Time to go see Laura and her little chance.

Alex walked into the hospital feeling more uncomfortable than he’d felt the first day of his residency. He
never
set foot on hospital grounds unless it was his shift. He was not the type to hang out, trying to curry favor or get in extra face time so that it looked like he was more serious about his work. When he was on shift, he was one hundred percent there—in mind, body, and spirit—and when he wasn’t on shift he stayed the hell away, because otherwise this job, this vocation, could completely consume his soul.

Walking into the hospital wearing jeans, a polo shirt, and sunglasses made him feel like a civilian. He headed in and, on autopilot, found his body directing him to the changing area where he would put on scrubs and turn into a doctor, morphing from a human being to someone who was supposed to be both humble and god-like; know everything but be flexible when a patient had an idea that he had never heard of; be proficient at paperwork and yet drop everything the second a medical emergency came up; have outstanding social skills and yet know when to keep his mouth shut; be gloriously ecstatic for a family when the birth of a healthy little baby came to fruition after a long labor—and be respectfully mournful when it didn’t.

Doctors—and especially OBs—were expected to be omnipresent, omniscient in some ways, and to be everything for everyone. And for some cases, to stay as far away as possible so that nature could do its work.

Entering the elevator after backtracking a bit from the changing area, he pushed the button for the maternity ward and then realized that he was going to the postpartum wing, furiously pressing a different number as he shook his head. A bundle of nerves this morning, he found himself worried about what he was wearing, which was insanely stupid because he never worried about what he was wearing. He just put on clean clothes and went about his day.
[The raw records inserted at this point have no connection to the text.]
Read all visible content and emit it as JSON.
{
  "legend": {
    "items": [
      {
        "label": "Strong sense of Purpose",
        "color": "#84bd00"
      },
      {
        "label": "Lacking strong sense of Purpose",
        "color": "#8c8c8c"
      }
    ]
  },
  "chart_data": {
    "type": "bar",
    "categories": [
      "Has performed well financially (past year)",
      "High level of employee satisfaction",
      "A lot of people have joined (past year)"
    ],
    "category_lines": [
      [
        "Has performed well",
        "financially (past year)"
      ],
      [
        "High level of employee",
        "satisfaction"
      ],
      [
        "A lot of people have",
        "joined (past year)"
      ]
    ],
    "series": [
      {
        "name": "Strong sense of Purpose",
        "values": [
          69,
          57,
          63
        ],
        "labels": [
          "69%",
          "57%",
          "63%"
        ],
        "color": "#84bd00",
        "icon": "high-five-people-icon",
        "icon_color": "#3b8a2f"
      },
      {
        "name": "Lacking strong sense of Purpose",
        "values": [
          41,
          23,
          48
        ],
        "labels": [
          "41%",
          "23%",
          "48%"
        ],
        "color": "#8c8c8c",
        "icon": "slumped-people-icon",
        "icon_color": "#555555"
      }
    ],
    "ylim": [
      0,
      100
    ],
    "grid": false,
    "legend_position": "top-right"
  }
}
He knew exactly why he was here on his day off and why he was so nervous. It was a little bundle of joy—but it wasn’t Laura’s baby. It was Josie and the taste of something far outside his expectations that he’d gotten yesterday with her—and not just the raunchy taste that he had thoroughly enjoyed, too—that made him want more. His life was so circumscribed—work, the occasional trip with his grandfather, and more work—that when a flash of something deeper, of a connection so intense that he overrode all professional instinct and nearly took her in the on-call room—when that came along and was handed to him in the form of fate, he needed to seize it.

Coming in on his day off, lingering in the postpartum wing looking like your average Joe, meant that maybe he’d run into her and maybe he’d be able to convince her to go for a walk, or grab a cup of coffee. Could they do something that seemed so banal, so inane, and have it be a tipping point, a turning point, in developing a stronger relationship with her if that was the path that this was meant to take?

That was the path that he
hoped
it would take.

As the elevator doors opened onto the postpartum wing, he walked up to the main desk, took his sunglasses off, and asked for Laura’s room. Just as the nurse started to tell him, “I’m so sorry, sir, are you a member of the family?” and he realized that he wasn’t even recognized up here without his scrubs on, Dylan walked past with a stuffed giraffe taller than either of them.

“Hey, doctor…” Dylan’s features changed to embarrassed confusion as he pointed and then splayed out his palm in a gesture of desperation, trying to retrieve Alex’s name. “Doctor…you were there last night…”

“Alex. Alex Derjian,” he said, extending his hand.

Dylan shook it with great power, which Alex managed to match, the two practically arm-wrestling in front of the desk on the postpartum wing to prove their firm grips were manly enough. Mike, the other father (
what a strange phrase, and yet it rolled through Alex’s mind as if it were normal
) was a few steps behind, holding a tasteful bouquet of Mylar balloons attached to a small bunch of flowers in a mug.